Wzrosną składki zdrowotne?
W wywiadzie udzielonym dla portalu „Bussines Insider” prof. Łukasz Szumowski, minister zdrowia zapowiedział, że składki nie wzrosną i że nie ma na ten czas takich planów. Mówił: „Na razie jesteśmy na dobrej drodze zwiększania finansowania służby zdrowia i to nie poprzez podnoszenie obciążeń fiskalnych, ale poprzez dobre działania w gospodarce. Dzięki temu w budżecie pozostają pieniądze, które możemy przekazać na opiekę zdrowotną. W minionym roku nakłady na służbę zdrowia sięgnęły blisko 103 mld zł, w tym będzie to wg planu ponad 107 mld zł.”
Minister zdrowia o podatku cukrowym
Jedną z kluczowych kwestii, które pojawiają się w dyskusji jest temat podatku cukrowego. Dodatkowa opłata za słodzone napoje ma być walką z otyłością, która jest zarzewiem wielu innych chorób: m.in. kardiologicznych. Minister powiedział, że: „My ze swojej strony zrobiliśmy duży ukłon w stronę producentów napojów, wprowadzając formułę części stałej i zmiennej opłaty. Jeżeli więc producent zdecyduje się zmniejszyć zawartość cukru w swoich napojach, co producenci deklarowali, to będzie ponosił mniejsze opłaty”.
ZOBACZ: Wzruszający gest Jarosława Kaczyńskiego.

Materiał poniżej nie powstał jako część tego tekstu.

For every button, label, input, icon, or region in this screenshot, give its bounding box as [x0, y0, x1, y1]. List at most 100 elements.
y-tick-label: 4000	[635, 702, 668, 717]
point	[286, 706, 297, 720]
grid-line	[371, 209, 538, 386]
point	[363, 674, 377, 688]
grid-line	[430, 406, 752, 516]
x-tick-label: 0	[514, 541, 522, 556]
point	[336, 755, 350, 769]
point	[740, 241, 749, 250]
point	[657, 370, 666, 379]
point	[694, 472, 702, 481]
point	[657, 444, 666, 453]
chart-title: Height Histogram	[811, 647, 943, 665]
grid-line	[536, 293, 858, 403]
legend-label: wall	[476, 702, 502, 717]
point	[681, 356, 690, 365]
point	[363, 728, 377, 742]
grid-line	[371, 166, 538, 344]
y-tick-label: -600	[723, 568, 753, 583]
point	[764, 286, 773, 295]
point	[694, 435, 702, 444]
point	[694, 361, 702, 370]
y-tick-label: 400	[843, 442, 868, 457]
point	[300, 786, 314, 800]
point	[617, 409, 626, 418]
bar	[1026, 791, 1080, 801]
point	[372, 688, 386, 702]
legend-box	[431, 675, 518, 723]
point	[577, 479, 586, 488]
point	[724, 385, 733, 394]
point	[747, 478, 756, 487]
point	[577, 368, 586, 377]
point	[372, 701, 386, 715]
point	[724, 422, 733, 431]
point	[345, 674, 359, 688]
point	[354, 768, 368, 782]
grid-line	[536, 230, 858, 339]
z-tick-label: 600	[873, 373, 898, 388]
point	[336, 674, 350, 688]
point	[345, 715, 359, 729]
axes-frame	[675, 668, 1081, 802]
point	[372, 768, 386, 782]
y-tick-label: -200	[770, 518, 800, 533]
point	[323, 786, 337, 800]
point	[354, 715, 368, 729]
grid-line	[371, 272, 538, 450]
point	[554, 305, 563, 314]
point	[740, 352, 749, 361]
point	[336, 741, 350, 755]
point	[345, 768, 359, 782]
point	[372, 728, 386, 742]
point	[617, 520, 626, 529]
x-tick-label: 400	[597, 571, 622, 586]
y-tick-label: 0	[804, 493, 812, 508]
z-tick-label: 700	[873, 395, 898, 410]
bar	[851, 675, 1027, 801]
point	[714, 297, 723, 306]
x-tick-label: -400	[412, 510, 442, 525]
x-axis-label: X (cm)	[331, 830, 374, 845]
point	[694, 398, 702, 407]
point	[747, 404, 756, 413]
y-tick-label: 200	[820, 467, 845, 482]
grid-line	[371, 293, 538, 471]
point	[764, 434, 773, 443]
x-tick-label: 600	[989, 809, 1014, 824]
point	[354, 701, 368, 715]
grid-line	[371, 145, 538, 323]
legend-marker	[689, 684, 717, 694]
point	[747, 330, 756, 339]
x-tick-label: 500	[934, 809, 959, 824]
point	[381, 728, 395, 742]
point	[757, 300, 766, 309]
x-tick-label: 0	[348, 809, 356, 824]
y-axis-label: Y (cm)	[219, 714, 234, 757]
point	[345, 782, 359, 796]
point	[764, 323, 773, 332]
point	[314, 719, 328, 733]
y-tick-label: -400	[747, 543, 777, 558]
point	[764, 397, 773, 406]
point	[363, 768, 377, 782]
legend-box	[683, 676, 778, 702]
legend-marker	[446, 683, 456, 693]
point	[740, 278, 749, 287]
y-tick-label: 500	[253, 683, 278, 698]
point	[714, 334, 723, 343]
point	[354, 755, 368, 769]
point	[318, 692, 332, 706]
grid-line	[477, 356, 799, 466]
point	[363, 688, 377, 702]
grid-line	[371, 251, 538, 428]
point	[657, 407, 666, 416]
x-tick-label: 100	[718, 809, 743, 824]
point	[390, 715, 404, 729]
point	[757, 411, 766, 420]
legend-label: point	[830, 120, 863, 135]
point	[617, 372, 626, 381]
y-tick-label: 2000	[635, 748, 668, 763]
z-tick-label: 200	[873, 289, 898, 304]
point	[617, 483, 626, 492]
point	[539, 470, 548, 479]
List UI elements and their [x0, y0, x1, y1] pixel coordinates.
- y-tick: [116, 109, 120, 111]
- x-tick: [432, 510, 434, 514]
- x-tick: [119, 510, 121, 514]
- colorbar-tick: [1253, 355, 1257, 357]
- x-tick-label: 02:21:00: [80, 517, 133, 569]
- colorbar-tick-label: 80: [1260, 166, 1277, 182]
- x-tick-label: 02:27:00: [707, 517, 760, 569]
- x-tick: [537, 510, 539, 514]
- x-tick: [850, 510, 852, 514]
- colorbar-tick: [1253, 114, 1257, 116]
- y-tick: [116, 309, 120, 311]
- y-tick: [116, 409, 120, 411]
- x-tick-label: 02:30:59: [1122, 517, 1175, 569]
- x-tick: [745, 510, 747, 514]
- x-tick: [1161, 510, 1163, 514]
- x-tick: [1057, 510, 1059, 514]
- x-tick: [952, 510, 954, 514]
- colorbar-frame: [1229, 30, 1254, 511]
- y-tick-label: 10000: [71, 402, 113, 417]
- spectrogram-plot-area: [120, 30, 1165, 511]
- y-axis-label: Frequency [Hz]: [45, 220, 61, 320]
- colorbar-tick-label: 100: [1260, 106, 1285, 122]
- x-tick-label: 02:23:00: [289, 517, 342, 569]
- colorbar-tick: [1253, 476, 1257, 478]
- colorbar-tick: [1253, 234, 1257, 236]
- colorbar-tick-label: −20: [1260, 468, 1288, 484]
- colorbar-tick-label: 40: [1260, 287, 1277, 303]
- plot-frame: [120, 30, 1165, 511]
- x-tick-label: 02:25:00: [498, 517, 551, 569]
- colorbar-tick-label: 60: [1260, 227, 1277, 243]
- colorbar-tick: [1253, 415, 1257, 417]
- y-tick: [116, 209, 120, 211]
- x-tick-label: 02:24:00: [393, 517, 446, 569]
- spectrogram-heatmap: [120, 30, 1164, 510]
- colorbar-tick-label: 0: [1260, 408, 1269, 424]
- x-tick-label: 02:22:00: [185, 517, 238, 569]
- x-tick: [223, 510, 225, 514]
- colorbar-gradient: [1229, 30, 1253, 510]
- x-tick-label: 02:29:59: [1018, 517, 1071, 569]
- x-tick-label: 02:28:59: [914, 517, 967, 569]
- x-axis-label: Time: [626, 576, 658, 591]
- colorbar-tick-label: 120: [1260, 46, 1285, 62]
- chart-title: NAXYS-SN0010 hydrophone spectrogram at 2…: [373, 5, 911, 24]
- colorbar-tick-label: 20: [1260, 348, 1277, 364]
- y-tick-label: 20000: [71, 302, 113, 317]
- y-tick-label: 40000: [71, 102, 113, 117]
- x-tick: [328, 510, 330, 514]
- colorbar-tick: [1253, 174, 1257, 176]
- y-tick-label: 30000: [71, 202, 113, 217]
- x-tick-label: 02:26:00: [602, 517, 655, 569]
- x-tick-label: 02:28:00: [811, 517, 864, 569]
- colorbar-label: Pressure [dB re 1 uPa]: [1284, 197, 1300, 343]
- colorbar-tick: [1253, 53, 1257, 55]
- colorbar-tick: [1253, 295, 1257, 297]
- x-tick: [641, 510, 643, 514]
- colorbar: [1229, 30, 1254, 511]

Prezes PiS ..
Kolejki wkrótce będą krótsze?
Długie terminy to bolączka wszystkich, którzy leczą się w państwowej służbie zdrowia. Niekiedy na zwykłe badanie czeka się miesiącami, a na wizytę do specjalisty to czasem ponad i rok. Minister jednak odniósł się do zupełnie innego problemu: wielu pacjentów nie przychodzi na umówione wizyty na które czeka się miesiącami. Mówił: „W minionym roku ok. 20 proc. wizyt u specjalistów nie doszło do skutku. Oznacza to, że 17 mln osób nie przyszło na umówioną wizytę. Rozważamy, co zrobić, żeby ograniczyć liczbę wizyt, które się nie odbywają i nie są w odpowiednim czasie odwoływane. Pamiętajmy, że placówki ponoszą koszty niezrealizowanych wizyt, a pacjenci dłużej czekają w kolejce”.